Photo issue du site de l'Assemblée nationale ou de WikipediaVictorin Lurel :

Monsieur le président, madame la secrétaire d’État, monsieur le président de la commission, monsieur le rapporteur, j’aimerais pouvoir ignorer mon discours écrit pendant quelques minutes et parler de fraternité – j’allais même dire d’amour – entre la Guadeloupe et la Martinique, mais ce que je viens d’entendre à deux ou trois reprises n’est pas de nature à apaiser le débat. J’aimerais que nous ayons un discours d’apaisement. J’aimerais affirmer, à l’orée de ce propos, que nous sommes tous pour une université des Antilles. Nous nous sommes battus pour qu’elle soit une université rayonnante : j’en sais quelque chose, je ne parle pas hors sol, je suis également président de région et j’ai été brièvement enseignant à l’université. Au cours des dix dernières années, la région Guadeloupe a mis 100 millions – je dis bien : 100 millions – dans l’université. Un campus a été inauguré par le Premier ministre Jean-Marc Ayrault. Nous avons mis 35 millions sur ce que nous avons appelé une « université des métiers ». Nous avons financé treize laboratoires. Treize laboratoires ! Chaque année, alors que la Martinique apporte 300 000 euros, nous en apportons 3 millions. Nous croyons au savoir, à l’investissement dans l’intelligence et le savoir. Aujourd’hui, pourquoi vouloir « pénaliser », si j’ose dire, le dynamisme du pôle de Guadeloupe et des campus de Guadeloupe ?

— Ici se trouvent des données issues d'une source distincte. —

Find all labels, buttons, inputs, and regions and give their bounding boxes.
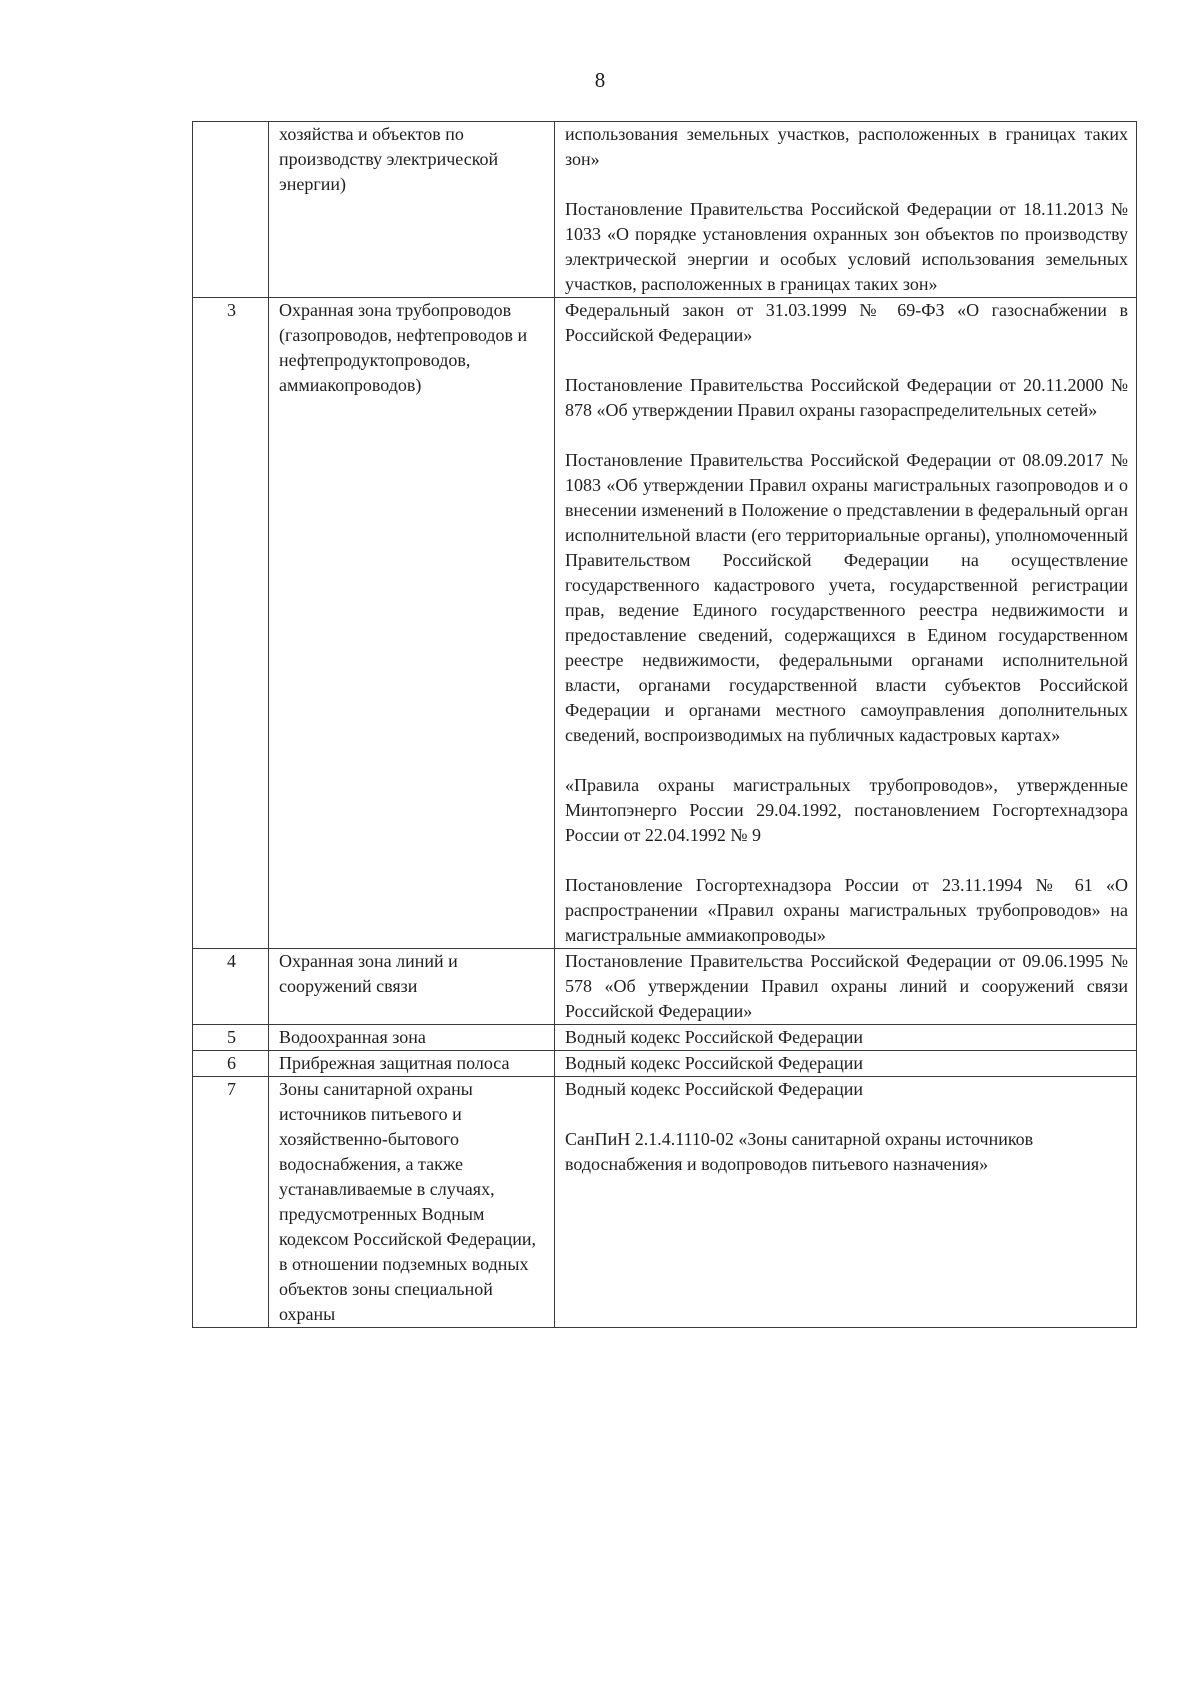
- row-number: 7: [193, 1077, 269, 1328]
- legal-basis: [555, 298, 1137, 949]
- zone-name: хозяйства и объектов по производству электрической энергии): [269, 122, 555, 298]
- zone-name: Прибрежная защитная полоса: [269, 1051, 555, 1077]
- legal-basis: [555, 1051, 1137, 1077]
- table-row: [193, 298, 1137, 949]
- table-row: [193, 1025, 1137, 1051]
- table-row: [193, 949, 1137, 1025]
- law-entry: СанПиН 2.1.4.1110-02 «Зоны санитарной охраны источников водоснабжения и водопроводов питьевого назначения»: [565, 1129, 1034, 1174]
- row-number: [193, 122, 269, 298]
- table-row: [193, 122, 1137, 298]
- law-entry: Водный кодекс Российской Федерации: [565, 1027, 863, 1047]
- law-entry: Водный кодекс Российской Федерации: [565, 1053, 863, 1073]
- table-row: [193, 1051, 1137, 1077]
- law-entry: Постановление Правительства Российской Федерации от 09.06.1995 № 578 «Об утверждении Правил охраны линий и сооружений связи Российской Федерации»: [565, 951, 1128, 1021]
- row-number: 6: [193, 1051, 269, 1077]
- row-number: 5: [193, 1025, 269, 1051]
- law-entry: Федеральный закон от 31.03.1999 № 69-ФЗ «О газоснабжении в Российской Федерации»: [565, 300, 1128, 345]
- law-entry: Постановление Госгортехнадзора России от 23.11.1994 № 61 «О распространении «Правил охраны магистральных трубопроводов» на магистральные аммиакопроводы»: [565, 875, 1128, 945]
- law-entry: Постановление Правительства Российской Федерации от 08.09.2017 № 1083 «Об утверждении Правил охраны магистральных газопроводов и о внесении изменений в Положение о представлении в федеральный орган исполнительной власти (его территориальные органы), уполномоченный Правительством Российской Федерации на осуществление государственного кадастрового учета, государственной регистрации прав, ведение Единого государственного реестра недвижимости и предоставление сведений, содержащихся в Едином государственном реестре недвижимости, федеральными органами исполнительной власти, органами государственной власти субъектов Российской Федерации и органами местного самоуправления дополнительных сведений, воспроизводимых на публичных кадастровых картах»: [565, 450, 1128, 745]
- zone-name: Охранная зона линий и сооружений связи: [269, 949, 555, 1025]
- zones-table: [192, 121, 1137, 1328]
- legal-basis: [555, 1077, 1137, 1328]
- row-number: 4: [193, 949, 269, 1025]
- page-number: 8: [594, 68, 606, 92]
- zone-name: Зоны санитарной охраны источников питьевого и хозяйственно-бытового водоснабжения, а также устанавливаемые в случаях, предусмотренных Водным кодексом Российской Федерации, в отношении подземных водных объектов зоны специальной охраны: [269, 1077, 555, 1328]
- legal-basis: [555, 1025, 1137, 1051]
- law-entry: Водный кодекс Российской Федерации: [565, 1079, 863, 1099]
- law-entry: «Правила охраны магистральных трубопроводов», утвержденные Минтопэнерго России 29.04.1992, постановлением Госгортехнадзора России от 22.04.1992 № 9: [565, 775, 1128, 845]
- legal-basis: [555, 122, 1137, 298]
- zone-name: Водоохранная зона: [269, 1025, 555, 1051]
- table-row: [193, 1077, 1137, 1328]
- law-entry: Постановление Правительства Российской Федерации от 18.11.2013 № 1033 «О порядке установления охранных зон объектов по производству электрической энергии и особых условий использования земельных участков, расположенных в границах таких зон»: [565, 199, 1128, 294]
- legal-basis: [555, 949, 1137, 1025]
- zone-name: Охранная зона трубопроводов (газопроводов, нефтепроводов и нефтепродуктопроводов, аммиакопроводов): [269, 298, 555, 949]
- row-number: 3: [193, 298, 269, 949]
- law-entry: использования земельных участков, расположенных в границах таких зон»: [565, 124, 1128, 169]
- law-entry: Постановление Правительства Российской Федерации от 20.11.2000 № 878 «Об утверждении Правил охраны газораспределительных сетей»: [565, 375, 1128, 420]
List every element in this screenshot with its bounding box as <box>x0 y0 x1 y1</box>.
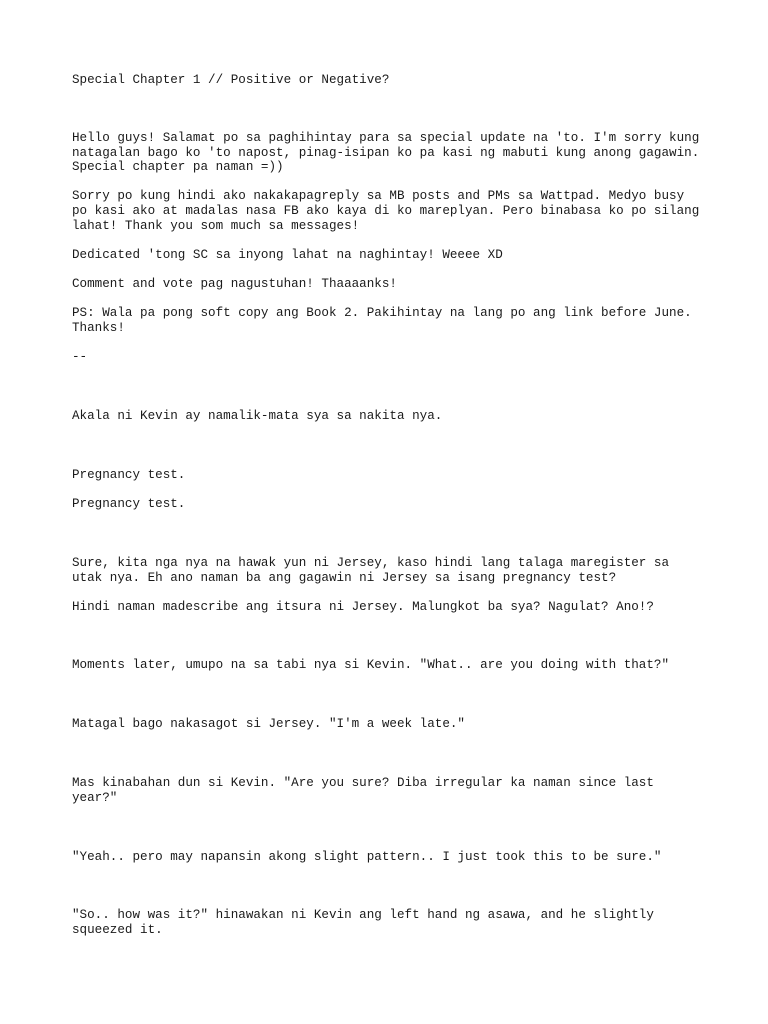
story-paragraph-8-line-1: Mas kinabahan dun si Kevin. "Are you sure? Diba irregular ka naman since last <box>72 776 654 790</box>
story-paragraph-1: Akala ni Kevin ay namalik-mata sya sa nakita nya. <box>72 409 443 423</box>
intro-paragraph-4: Comment and vote pag nagustuhan! Thaaaanks! <box>72 277 397 291</box>
story-paragraph-4-line-2: utak nya. Eh ano naman ba ang gagawin ni Jersey sa isang pregnancy test? <box>72 571 617 585</box>
intro-paragraph-3: Dedicated 'tong SC sa inyong lahat na naghintay! Weeee XD <box>72 248 503 262</box>
intro-paragraph-1-line-1: Hello guys! Salamat po sa paghihintay para sa special update na 'to. I'm sorry kung <box>72 131 700 145</box>
story-paragraph-4-line-1: Sure, kita nga nya na hawak yun ni Jersey, kaso hindi lang talaga maregister sa <box>72 556 670 570</box>
intro-paragraph-5-line-2: Thanks! <box>72 321 125 335</box>
intro-paragraph-5-line-1: PS: Wala pa pong soft copy ang Book 2. Pakihintay na lang po ang link before June. <box>72 306 692 320</box>
intro-paragraph-2-line-2: po kasi ako at madalas nasa FB ako kaya di ko mareplyan. Pero binabasa ko po silang <box>72 204 700 218</box>
story-paragraph-6: Moments later, umupo na sa tabi nya si Kevin. "What.. are you doing with that?" <box>72 658 670 672</box>
section-separator: -- <box>72 350 88 364</box>
intro-paragraph-1-line-3: Special chapter pa naman =)) <box>72 160 284 174</box>
story-paragraph-10-line-2: squeezed it. <box>72 923 163 937</box>
story-paragraph-2: Pregnancy test. <box>72 468 186 482</box>
story-paragraph-7: Matagal bago nakasagot si Jersey. "I'm a week late." <box>72 717 465 731</box>
chapter-title: Special Chapter 1 // Positive or Negative? <box>72 73 390 87</box>
story-paragraph-9: "Yeah.. pero may napansin akong slight pattern.. I just took this to be sure." <box>72 850 662 864</box>
intro-paragraph-2-line-1: Sorry po kung hindi ako nakakapagreply sa MB posts and PMs sa Wattpad. Medyo busy <box>72 189 685 203</box>
story-paragraph-3: Pregnancy test. <box>72 497 186 511</box>
story-paragraph-8-line-2: year?" <box>72 791 118 805</box>
intro-paragraph-1-line-2: natagalan bago ko 'to napost, pinag-isipan ko pa kasi ng mabuti kung anong gagawin. <box>72 146 700 160</box>
intro-paragraph-2-line-3: lahat! Thank you som much sa messages! <box>72 219 360 233</box>
story-paragraph-5: Hindi naman madescribe ang itsura ni Jersey. Malungkot ba sya? Nagulat? Ano!? <box>72 600 654 614</box>
story-paragraph-10-line-1: "So.. how was it?" hinawakan ni Kevin ang left hand ng asawa, and he slightly <box>72 908 654 922</box>
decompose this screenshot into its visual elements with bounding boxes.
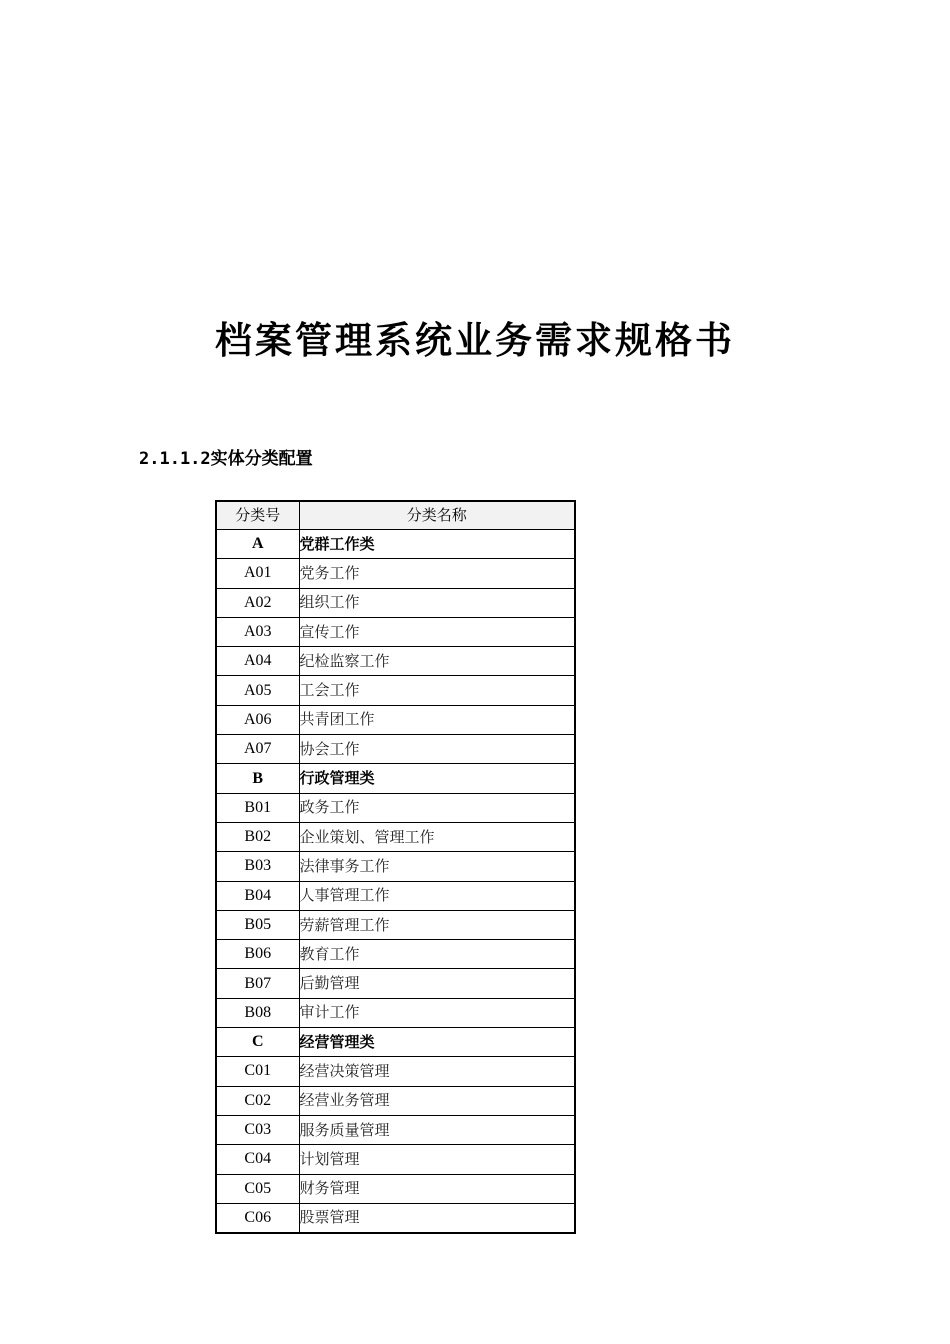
- category-code: B: [216, 764, 299, 793]
- table-row: [216, 735, 575, 764]
- category-name: 股票管理: [299, 1203, 575, 1233]
- category-code: B01: [216, 793, 299, 822]
- category-code: A01: [216, 559, 299, 588]
- category-code: B08: [216, 998, 299, 1027]
- category-code: B04: [216, 881, 299, 910]
- table-row: [216, 1086, 575, 1115]
- table-row: [216, 647, 575, 676]
- table-row: [216, 852, 575, 881]
- category-name: 企业策划、管理工作: [299, 822, 575, 851]
- category-name: 后勤管理: [299, 969, 575, 998]
- category-name: 共青团工作: [299, 705, 575, 734]
- category-code: B03: [216, 852, 299, 881]
- category-name: 劳薪管理工作: [299, 910, 575, 939]
- category-name: 政务工作: [299, 793, 575, 822]
- category-code: A02: [216, 588, 299, 617]
- category-name: 协会工作: [299, 735, 575, 764]
- table-body: [216, 530, 575, 1234]
- table-row: [216, 705, 575, 734]
- table-row: [216, 559, 575, 588]
- category-code: B05: [216, 910, 299, 939]
- category-code: C01: [216, 1057, 299, 1086]
- table-row: [216, 588, 575, 617]
- table-row: [216, 998, 575, 1027]
- category-code: A03: [216, 617, 299, 646]
- table-row: [216, 940, 575, 969]
- category-code: C05: [216, 1174, 299, 1203]
- table-row: [216, 1115, 575, 1144]
- table-row: [216, 617, 575, 646]
- table-header: [216, 501, 575, 530]
- table-row: [216, 676, 575, 705]
- table-row: [216, 910, 575, 939]
- category-code: C06: [216, 1203, 299, 1233]
- category-code: B02: [216, 822, 299, 851]
- category-code: A07: [216, 735, 299, 764]
- category-name: 纪检监察工作: [299, 647, 575, 676]
- category-code: C03: [216, 1115, 299, 1144]
- table-row: [216, 822, 575, 851]
- table-row: [216, 1057, 575, 1086]
- category-name: 财务管理: [299, 1174, 575, 1203]
- table-row: [216, 969, 575, 998]
- category-name: 宣传工作: [299, 617, 575, 646]
- category-code: A06: [216, 705, 299, 734]
- table-header-row: [216, 501, 575, 530]
- category-name: 经营决策管理: [299, 1057, 575, 1086]
- category-name: 教育工作: [299, 940, 575, 969]
- category-name: 行政管理类: [299, 764, 575, 793]
- category-code: C: [216, 1028, 299, 1057]
- category-name: 人事管理工作: [299, 881, 575, 910]
- table-row: [216, 793, 575, 822]
- category-code: A05: [216, 676, 299, 705]
- category-code: C04: [216, 1145, 299, 1174]
- category-code: B07: [216, 969, 299, 998]
- section-heading: 2.1.1.2实体分类配置: [139, 449, 313, 469]
- category-name: 审计工作: [299, 998, 575, 1027]
- category-code: A04: [216, 647, 299, 676]
- table-row: [216, 1174, 575, 1203]
- category-code: C02: [216, 1086, 299, 1115]
- table-row: [216, 881, 575, 910]
- category-name: 计划管理: [299, 1145, 575, 1174]
- category-name: 服务质量管理: [299, 1115, 575, 1144]
- table-group-row: [216, 1028, 575, 1057]
- document-title: 档案管理系统业务需求规格书: [215, 318, 735, 362]
- column-header-code: 分类号: [216, 501, 299, 530]
- column-header-name: 分类名称: [299, 501, 575, 530]
- category-name: 经营管理类: [299, 1028, 575, 1057]
- table-row: [216, 1145, 575, 1174]
- category-name: 党群工作类: [299, 530, 575, 559]
- category-name: 法律事务工作: [299, 852, 575, 881]
- table-group-row: [216, 764, 575, 793]
- table-group-row: [216, 530, 575, 559]
- category-name: 党务工作: [299, 559, 575, 588]
- category-name: 经营业务管理: [299, 1086, 575, 1115]
- category-code: A: [216, 530, 299, 559]
- table-row: [216, 1203, 575, 1233]
- category-name: 工会工作: [299, 676, 575, 705]
- category-name: 组织工作: [299, 588, 575, 617]
- category-code: B06: [216, 940, 299, 969]
- classification-table: [215, 500, 576, 1234]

Je passerai sur les péripéties guyanaises : chacun est libre d’avoir son opinion, mais nous avons signé un accord politique. Pourquoi ? Parce que ce n’est pas le Parlement qui a légiféré mais le Gouvernement qui a décidé par habilitation. Il a bien fallu pacifier les rapports sur les campus. Je rappelle qu’il y a eu une grève de trente-neuf jours sur le campus de Guadeloupe, parce qu’à deux reprises, par deux votes successifs, une demande a été émise tendant à la création d’une université de Guadeloupe. La Martinique était partie à peu près sur la même orientation. Les élus ont eu le courage de s’opposer – je dis bien : de s’opposer – aux demandes de leur communauté universitaire, de leurs syndicats et d’une part importante des étudiants.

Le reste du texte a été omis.